Приведенное четверостишие специально не комментировалось, и мы можем предполагать, что оно воспринимается как набор поэтических условностей, семантически несколько сдвинутых по отношению к жанру стихотворного памятника. Действительно, говоря о полемичности стихов в контексте «горацианско-державинско-пушкинской традиции», исследователи, в частности, имеют в виду совершенность действия в настоящем и смену субъекта действия: в традиции именно сам поэт ставит себе памятник («Я памятник себе воздвиг нерукотворный»; «Я памятник себе воздвиг чудесный, вечный…»; «Exegi monumentum aere perennius…»).
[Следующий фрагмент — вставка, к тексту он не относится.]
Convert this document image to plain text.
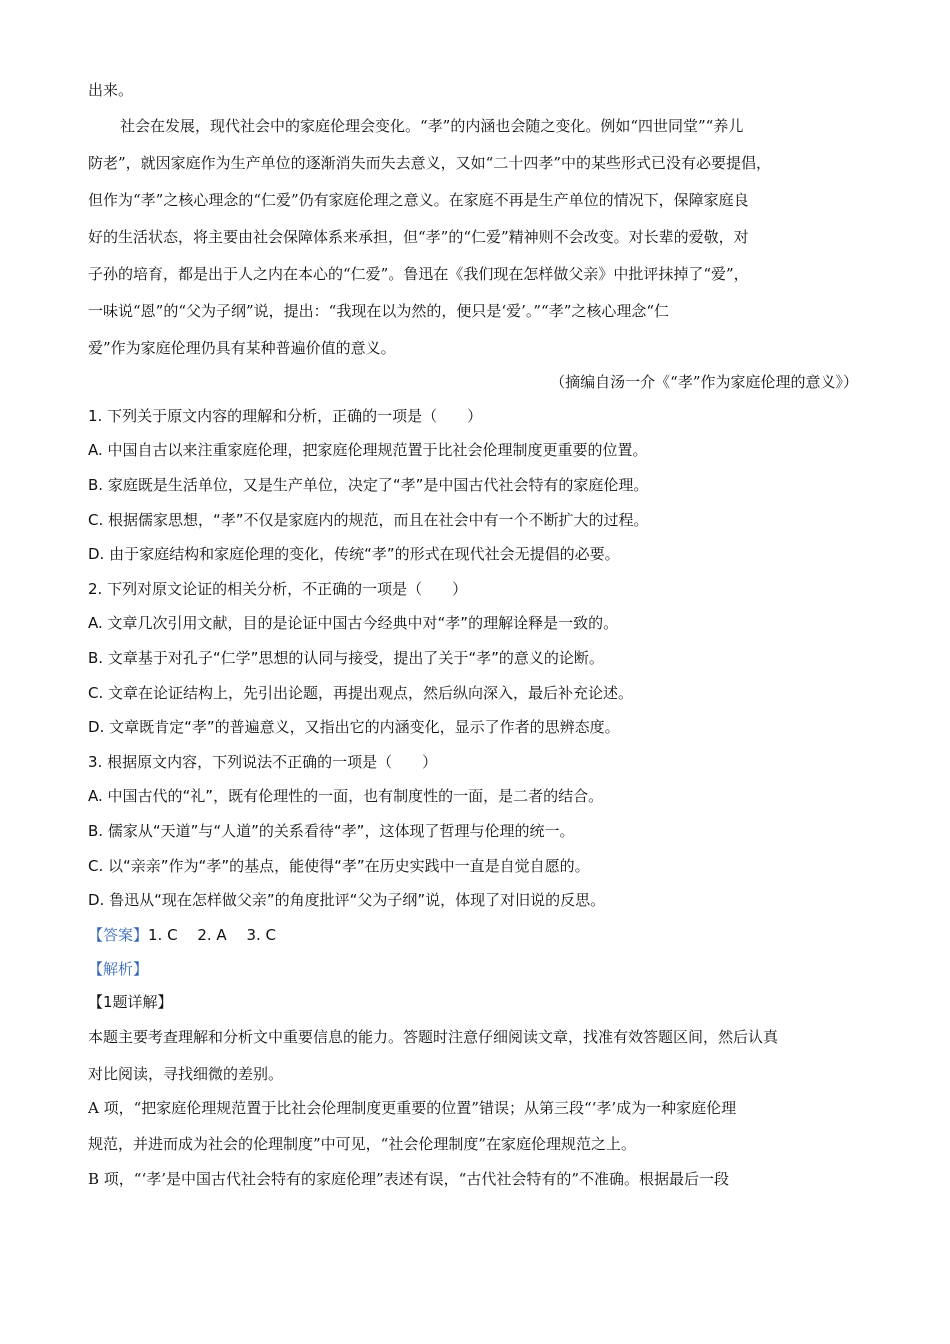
出来。
社会在发展，现代社会中的家庭伦理会变化。“孝”的内涵也会随之变化。例如“四世同堂”“养儿
防老”，就因家庭作为生产单位的逐渐消失而失去意义，又如“二十四孝”中的某些形式已没有必要提倡，
但作为“孝”之核心理念的“仁爱”仍有家庭伦理之意义。在家庭不再是生产单位的情况下，保障家庭良
好的生活状态，将主要由社会保障体系来承担，但“孝”的“仁爱”精神则不会改变。对长辈的爱敬，对
子孙的培育，都是出于人之内在本心的“仁爱”。鲁迅在《我们现在怎样做父亲》中批评抹掉了“爱”，
一味说“恩”的“父为子纲”说，提出：“我现在以为然的，便只是‘爱’。”“孝”之核心理念“仁
爱”作为家庭伦理仍具有某种普遍价值的意义。
（摘编自汤一介《“孝”作为家庭伦理的意义》）
1. 下列关于原文内容的理解和分析，正确的一项是（　　）
A. 中国自古以来注重家庭伦理，把家庭伦理规范置于比社会伦理制度更重要的位置。
B. 家庭既是生活单位，又是生产单位，决定了“孝”是中国古代社会特有的家庭伦理。
C. 根据儒家思想，“孝”不仅是家庭内的规范，而且在社会中有一个不断扩大的过程。
D. 由于家庭结构和家庭伦理的变化，传统“孝”的形式在现代社会无提倡的必要。
2. 下列对原文论证的相关分析，不正确的一项是（　　）
A. 文章几次引用文献，目的是论证中国古今经典中对“孝”的理解诠释是一致的。
B. 文章基于对孔子“仁学”思想的认同与接受，提出了关于“孝”的意义的论断。
C. 文章在论证结构上，先引出论题，再提出观点，然后纵向深入，最后补充论述。
D. 文章既肯定“孝”的普遍意义，又指出它的内涵变化，显示了作者的思辨态度。
3. 根据原文内容，下列说法不正确的一项是（　　）
A. 中国古代的“礼”，既有伦理性的一面，也有制度性的一面，是二者的结合。
B. 儒家从“天道”与“人道”的关系看待“孝”，这体现了哲理与伦理的统一。
C. 以“亲亲”作为“孝”的基点，能使得“孝”在历史实践中一直是自觉自愿的。
D. 鲁迅从“现在怎样做父亲”的角度批评“父为子纲”说，体现了对旧说的反思。
【答案】1. C　 2. A　 3. C
【解析】
【1题详解】
本题主要考查理解和分析文中重要信息的能力。答题时注意仔细阅读文章，找准有效答题区间，然后认真
对比阅读，寻找细微的差别。
A 项，“把家庭伦理规范置于比社会伦理制度更重要的位置”错误；从第三段“‘孝’成为一种家庭伦理
规范，并进而成为社会的伦理制度”中可见，“社会伦理制度”在家庭伦理规范之上。
B 项，“‘孝’是中国古代社会特有的家庭伦理”表述有误，“古代社会特有的”不准确。根据最后一段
Видимо, остальные строки прочитываются как своего рода литературная вариация на тему, заданную жанром. Так, например, стихотворения-памятники связывают итог поэтической деятельности с грядущим, и эта связь видна в стихах Ходасевича, однако его заслуги не столь велики, как у предшественников.

Между тем в процитированных стихах отразились вполне конкретные представления Ходасевича об эмиграции и о роли эмигрантской поэзии. Мы полагаем, что стихи доступны более или менее буквальному прочтению, и этот, условно говоря, социально-политический план был не менее важен для поэта, чем обыгрывание поэтической традиции. Иными словами, «Памятник» — принципиально двуплановое стихотворение, в котором поэтические условности прочитываются и как поэтические условности, и как слова, передающие определенную концепцию автора.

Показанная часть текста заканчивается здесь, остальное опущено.